"REVOLUSI YANG KITA MAU!"
Agung Marsudi
Duri Institute
Di hati setiap para pejuang, melihat kondisi bangsa dan negara saat ini, resolusi 2024 adalah revolusi.
Seperti mural yang terpajang di dinding Lautze 61, "Revolusi yang kita mau". Semangat itu terus ada, menyala dan membara! Meski sering diikuti ihwal keluhan klasik, 'logistik'.

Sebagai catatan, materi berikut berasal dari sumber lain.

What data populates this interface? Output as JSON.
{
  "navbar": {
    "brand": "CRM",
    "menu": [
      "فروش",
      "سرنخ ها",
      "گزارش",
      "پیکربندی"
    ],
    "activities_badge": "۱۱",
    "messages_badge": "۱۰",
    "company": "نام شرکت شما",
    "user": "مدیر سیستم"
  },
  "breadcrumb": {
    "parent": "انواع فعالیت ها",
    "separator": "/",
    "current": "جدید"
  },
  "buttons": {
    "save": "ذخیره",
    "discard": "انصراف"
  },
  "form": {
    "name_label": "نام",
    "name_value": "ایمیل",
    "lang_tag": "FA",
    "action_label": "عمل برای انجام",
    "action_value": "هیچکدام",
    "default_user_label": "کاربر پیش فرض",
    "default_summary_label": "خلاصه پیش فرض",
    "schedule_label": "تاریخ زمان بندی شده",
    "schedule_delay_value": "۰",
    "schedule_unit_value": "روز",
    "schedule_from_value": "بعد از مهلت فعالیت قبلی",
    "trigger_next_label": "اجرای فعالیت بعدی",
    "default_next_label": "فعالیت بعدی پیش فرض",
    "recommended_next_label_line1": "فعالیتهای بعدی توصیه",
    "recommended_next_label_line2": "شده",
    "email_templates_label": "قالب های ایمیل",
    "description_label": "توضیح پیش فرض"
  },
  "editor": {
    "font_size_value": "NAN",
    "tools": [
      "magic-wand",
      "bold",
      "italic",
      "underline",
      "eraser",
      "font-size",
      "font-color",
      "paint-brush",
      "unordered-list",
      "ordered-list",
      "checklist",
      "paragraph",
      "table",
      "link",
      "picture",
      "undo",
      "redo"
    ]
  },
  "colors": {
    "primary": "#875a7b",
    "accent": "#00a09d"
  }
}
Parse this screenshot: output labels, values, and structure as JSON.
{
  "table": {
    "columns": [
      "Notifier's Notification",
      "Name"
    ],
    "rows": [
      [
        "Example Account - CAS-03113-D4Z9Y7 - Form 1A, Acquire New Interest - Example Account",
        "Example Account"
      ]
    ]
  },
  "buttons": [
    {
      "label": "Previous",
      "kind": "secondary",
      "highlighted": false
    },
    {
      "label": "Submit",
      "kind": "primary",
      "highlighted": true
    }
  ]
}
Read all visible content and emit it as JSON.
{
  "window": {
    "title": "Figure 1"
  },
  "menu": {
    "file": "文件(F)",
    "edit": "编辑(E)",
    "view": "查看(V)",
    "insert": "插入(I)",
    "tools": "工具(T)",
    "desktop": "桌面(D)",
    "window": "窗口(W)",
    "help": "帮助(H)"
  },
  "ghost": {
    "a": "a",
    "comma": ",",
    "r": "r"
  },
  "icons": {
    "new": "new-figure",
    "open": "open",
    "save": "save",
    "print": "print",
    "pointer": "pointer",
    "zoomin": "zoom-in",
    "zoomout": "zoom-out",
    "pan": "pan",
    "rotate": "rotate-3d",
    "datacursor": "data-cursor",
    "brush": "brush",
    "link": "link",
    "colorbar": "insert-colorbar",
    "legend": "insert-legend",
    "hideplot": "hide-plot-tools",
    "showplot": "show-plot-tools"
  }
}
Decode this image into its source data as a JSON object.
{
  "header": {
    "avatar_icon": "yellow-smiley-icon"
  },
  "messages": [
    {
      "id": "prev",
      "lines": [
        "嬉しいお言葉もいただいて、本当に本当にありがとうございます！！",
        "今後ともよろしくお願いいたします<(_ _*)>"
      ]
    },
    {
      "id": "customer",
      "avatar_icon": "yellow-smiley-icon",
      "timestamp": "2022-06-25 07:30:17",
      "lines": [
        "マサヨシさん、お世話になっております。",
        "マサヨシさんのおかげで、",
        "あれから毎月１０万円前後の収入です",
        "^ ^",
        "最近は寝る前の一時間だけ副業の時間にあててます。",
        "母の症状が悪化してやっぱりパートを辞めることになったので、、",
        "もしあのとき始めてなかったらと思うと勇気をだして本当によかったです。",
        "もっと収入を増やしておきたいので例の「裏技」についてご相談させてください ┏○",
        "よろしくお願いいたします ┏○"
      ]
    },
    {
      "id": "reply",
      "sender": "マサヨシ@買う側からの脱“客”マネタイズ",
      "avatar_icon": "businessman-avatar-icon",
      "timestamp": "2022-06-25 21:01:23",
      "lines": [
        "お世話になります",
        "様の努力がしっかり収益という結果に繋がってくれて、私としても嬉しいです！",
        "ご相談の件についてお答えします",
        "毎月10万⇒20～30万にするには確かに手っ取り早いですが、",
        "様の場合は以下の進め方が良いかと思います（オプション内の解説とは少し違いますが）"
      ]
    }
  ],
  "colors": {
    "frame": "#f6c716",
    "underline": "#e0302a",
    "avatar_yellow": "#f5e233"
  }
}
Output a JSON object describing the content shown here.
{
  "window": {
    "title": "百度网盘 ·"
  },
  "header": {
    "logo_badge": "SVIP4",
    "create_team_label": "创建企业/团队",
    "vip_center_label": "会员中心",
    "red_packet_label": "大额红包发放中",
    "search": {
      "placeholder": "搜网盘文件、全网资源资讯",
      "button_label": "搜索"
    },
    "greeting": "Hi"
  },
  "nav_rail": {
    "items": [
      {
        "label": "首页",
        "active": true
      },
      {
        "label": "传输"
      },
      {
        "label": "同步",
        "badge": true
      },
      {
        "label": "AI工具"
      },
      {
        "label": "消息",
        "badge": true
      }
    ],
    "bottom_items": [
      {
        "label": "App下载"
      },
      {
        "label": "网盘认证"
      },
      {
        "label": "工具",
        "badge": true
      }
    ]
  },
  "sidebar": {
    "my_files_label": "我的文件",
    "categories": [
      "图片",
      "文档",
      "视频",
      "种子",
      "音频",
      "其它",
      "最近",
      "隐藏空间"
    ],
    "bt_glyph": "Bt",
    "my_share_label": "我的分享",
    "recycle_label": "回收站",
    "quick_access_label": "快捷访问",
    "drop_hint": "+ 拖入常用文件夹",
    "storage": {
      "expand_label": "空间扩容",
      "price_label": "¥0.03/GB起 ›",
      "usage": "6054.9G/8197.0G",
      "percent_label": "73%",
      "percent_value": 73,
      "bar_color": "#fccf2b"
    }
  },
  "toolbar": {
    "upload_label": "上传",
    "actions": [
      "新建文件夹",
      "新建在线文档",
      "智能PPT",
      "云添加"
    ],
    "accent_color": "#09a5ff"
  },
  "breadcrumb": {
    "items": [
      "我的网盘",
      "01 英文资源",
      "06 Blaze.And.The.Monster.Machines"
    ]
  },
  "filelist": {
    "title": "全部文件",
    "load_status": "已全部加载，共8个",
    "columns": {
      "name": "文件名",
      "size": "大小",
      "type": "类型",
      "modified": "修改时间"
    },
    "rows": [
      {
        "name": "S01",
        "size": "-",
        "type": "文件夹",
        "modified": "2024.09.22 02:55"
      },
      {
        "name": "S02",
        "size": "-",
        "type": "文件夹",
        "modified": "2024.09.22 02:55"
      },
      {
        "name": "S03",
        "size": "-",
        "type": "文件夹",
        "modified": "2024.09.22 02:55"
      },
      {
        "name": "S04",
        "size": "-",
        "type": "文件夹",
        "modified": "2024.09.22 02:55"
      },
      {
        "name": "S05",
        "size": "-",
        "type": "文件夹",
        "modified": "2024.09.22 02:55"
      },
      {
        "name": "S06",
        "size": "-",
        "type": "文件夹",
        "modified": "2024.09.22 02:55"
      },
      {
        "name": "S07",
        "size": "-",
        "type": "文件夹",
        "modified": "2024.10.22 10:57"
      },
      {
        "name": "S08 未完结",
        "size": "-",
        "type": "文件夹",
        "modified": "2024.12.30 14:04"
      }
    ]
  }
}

Di simpul-simpul perjuangan rakyat mesin klasik itu menghantui, padahal ia bukan hantu. Jika revolusi dimaknai api, tentu butuh amunisi. Jika revolusi yang dimau adalah revolusi ketatanegaraan, maka "privatisasi" gerakan harus disudahi. Sebab ini soal marwah konstitusi. Soal delusi kekuasaan. 25 tahun bangsa ditipu dengan UUD palsu.
Kabar terbaru, di medsos kini mulai muncul isu operasi "skenario awan hitam'. Jika api merah disulut, kemelut. Tanda-tanda tak terlihat mata, mengarah ke sana.
Fakta obyektifnya, gerakan rakyat sulit mencapai tujuan, jika tidak ada tangan-tangan politik. Gerakan politik sulit menembus pintu, tanpa dukungan rakyat. Dorongan kekuatan rakyat dan politik yang membuat api revolusi membesar.
Sebab di sepanjang jalan pemuja demokrasi dan kekuasaan selalu bilang, "anjing menggonggong kafilah berlalu".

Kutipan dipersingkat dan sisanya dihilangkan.